First up - a short book on prayer.


What happens when your plans burn to the ground? Read Pico Iyer's' piece in Granta: Out of the Cell 

Tuesday, June 16, 2020

Prayers for wearing a face mask

At PrayTell, Rita Ferrone has written a beautiful prayer for the blessing of face masks. 

As I sat in the back of church on Saturday, I wondered about prayers for the wearing of a face mask. They can be hot and uncomfortable, and I wear one not directly for my own well-being, but for the well-being of others. It's a cross we carry for others, should we not embrace the chance? 

Herewith, my prayer for the donning of a face mask.

Holy Spirit, whose very breath brought creation into existence,

Grant me the grace to wear this mask, with all its discomforts and inconveniences, in wisdom and charity. Help me to bear this cross which I carry for the most vulnerable among us. Hold us all close in your care and bring this pandemic to a swift end. 

Amen.


Saturday, June 13, 2020

Corpus Christi

Pomona College's Glee at St. Peter's in Rome.
It is the vigil of the Solemnity of the Body and Blood of Christ — Corpus Christi — and I went to Mass. In almost any other year, this would be unremarkable.

Four years ago, I celebrated Corpus Christi twice. Once in a diocese that hadn't transferred it to the Sunday, and then again, on Sunday in St. Peter's in Rome, weeping as I listened to my son (and his college choir) sing Byrd's Ave Verum Corpus and stretched out my hands between earth and heaven to receive the Body, if not the Blood, of Christ. This year, I wondered if I would receive communion at all.

My parish returned to the public celebration of the Eucharist. So instead of curling up in a chair with my iPad and headphones, I rode my bike, donned a mask, purified my hands with Purell and went to the vigil Mass. No singing, but with every window and door open, the music was beautiful nonetheless. The birds were in fine voice, the percussion section well served by the cars driving over the bridge, with a whoosh and a clang. No entrance gong or hymn, but someone's phone went off as the cross ducked under the lintel of the sacristy door. The altar, our altar, firmly planted in the world.

No Byrd this year as I went up, hands open to receive what I have been longing for all these weeks, just a quick whisper of my name to let me know it was my turn.

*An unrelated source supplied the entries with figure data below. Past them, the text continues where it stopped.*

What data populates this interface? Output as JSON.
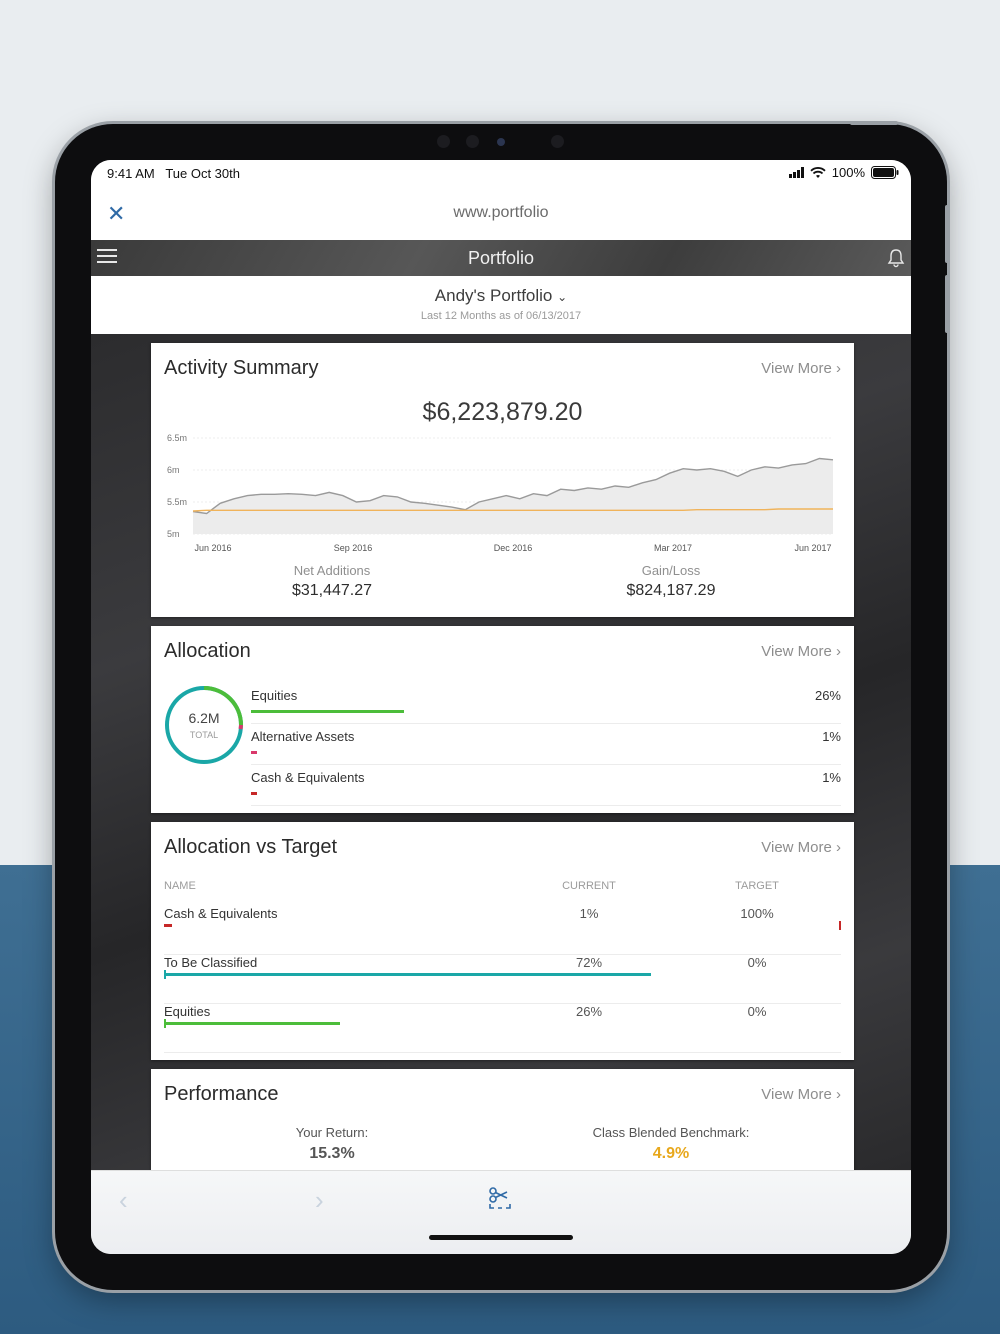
{
  "status_bar": {
    "time": "9:41 AM",
    "date": "Tue Oct 30th",
    "battery": "100%"
  },
  "browser": {
    "url": "www.portfolio",
    "close_icon": "close-icon"
  },
  "app": {
    "title": "Portfolio"
  },
  "selector": {
    "name": "Andy's Portfolio",
    "subtitle": "Last 12 Months as of 06/13/2017"
  },
  "activity": {
    "title": "Activity Summary",
    "view_more": "View More ›",
    "total": "$6,223,879.20",
    "net_additions_label": "Net Additions",
    "net_additions_value": "$31,447.27",
    "gain_loss_label": "Gain/Loss",
    "gain_loss_value": "$824,187.29"
  },
  "chart_data": {
    "type": "line",
    "x_ticks": [
      "Jun 2016",
      "Sep 2016",
      "Dec 2016",
      "Mar 2017",
      "Jun 2017"
    ],
    "y_ticks": [
      "6.5m",
      "6m",
      "5.5m",
      "5m"
    ],
    "ylim": [
      5.0,
      6.5
    ],
    "series": [
      {
        "color": "#9a9a9a",
        "values": [
          5.35,
          5.32,
          5.48,
          5.55,
          5.6,
          5.62,
          5.62,
          5.63,
          5.62,
          5.6,
          5.65,
          5.6,
          5.5,
          5.52,
          5.6,
          5.58,
          5.5,
          5.48,
          5.45,
          5.42,
          5.38,
          5.5,
          5.55,
          5.6,
          5.55,
          5.63,
          5.6,
          5.7,
          5.68,
          5.72,
          5.7,
          5.75,
          5.73,
          5.8,
          5.85,
          5.95,
          6.02,
          6.0,
          6.02,
          5.98,
          5.9,
          6.0,
          6.05,
          6.03,
          6.08,
          6.1,
          6.18,
          6.16
        ]
      },
      {
        "color": "#f0b35a",
        "values": [
          5.36,
          5.37,
          5.37,
          5.37,
          5.37,
          5.37,
          5.37,
          5.37,
          5.37,
          5.37,
          5.37,
          5.37,
          5.37,
          5.37,
          5.37,
          5.37,
          5.37,
          5.37,
          5.37,
          5.37,
          5.37,
          5.37,
          5.37,
          5.37,
          5.37,
          5.37,
          5.37,
          5.37,
          5.37,
          5.37,
          5.37,
          5.37,
          5.37,
          5.37,
          5.37,
          5.37,
          5.37,
          5.38,
          5.38,
          5.38,
          5.38,
          5.38,
          5.38,
          5.39,
          5.39,
          5.39,
          5.39,
          5.39
        ]
      }
    ]
  },
  "allocation": {
    "title": "Allocation",
    "view_more": "View More ›",
    "total_value": "6.2M",
    "total_label": "TOTAL",
    "items": [
      {
        "name": "Equities",
        "pct": "26%",
        "fraction": 0.26,
        "color": "#4cbd3a"
      },
      {
        "name": "Alternative Assets",
        "pct": "1%",
        "fraction": 0.01,
        "color": "#d9386b"
      },
      {
        "name": "Cash & Equivalents",
        "pct": "1%",
        "fraction": 0.01,
        "color": "#c62828"
      }
    ]
  },
  "avt": {
    "title": "Allocation vs Target",
    "view_more": "View More ›",
    "col_name": "NAME",
    "col_current": "CURRENT",
    "col_target": "TARGET",
    "rows": [
      {
        "name": "Cash & Equivalents",
        "current": "1%",
        "target": "100%",
        "current_fraction": 0.01,
        "target_fraction": 1.0,
        "color": "#c62828"
      },
      {
        "name": "To Be Classified",
        "current": "72%",
        "target": "0%",
        "current_fraction": 0.72,
        "target_fraction": 0.0,
        "color": "#1aa7a7"
      },
      {
        "name": "Equities",
        "current": "26%",
        "target": "0%",
        "current_fraction": 0.26,
        "target_fraction": 0.0,
        "color": "#4cbd3a"
      }
    ]
  },
  "performance": {
    "title": "Performance",
    "view_more": "View More ›",
    "your_return_label": "Your Return:",
    "your_return_value": "15.3%",
    "benchmark_label": "Class Blended Benchmark:",
    "benchmark_value": "4.9%",
    "benchmark_color": "#e8a81c"
  },
  "toolbar": {
    "back": "‹",
    "forward": "›",
    "tool_icon": "scissors-select-icon"
  }
}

I still wept.



Friday, June 12, 2020

Space race

Black and white photograph of Mary Sherman Morgan from the 1950s. A woman with short hair and glasses.
Mary Sherman Morgan, circa 1950s
I've been doing a lot of Netflix binging in the last few months, in part because I've been so exhausted at the end of a day that I just collapse into a chair and let the images go past. #pandemic 

Having Crash with us has expanded our repertoire. This week, we've been watching the comedy Space Force. (I'm a space nerd, so have also lately dipped into The Expanse and Avenue Five. If it's set in space, I'll give it a spin.) Space Force cuts awfully close to the bone, what I might five years ago have considered satire now just replays the real news of the day.

The last episode we watched featured character Edison Jaymes, a Goop-ish woman entrepreneur whose fuel is supposed to burn more completely and energetically, solving a problems she says, that the male scientists have been unable to.

 Spoiler. The fuel is a fake and they launch to the moon with the standard fuel.

What struck me about this is that this story line is also ripped from the news, but in real life, the fuel that the male scientists designed was the failure. In 1958, after a number of notable and embarrassing launch failures, chemist Mary Sherman Morgan designed the fuel (Hydyne) that would successfully carry the first US satellite to orbit.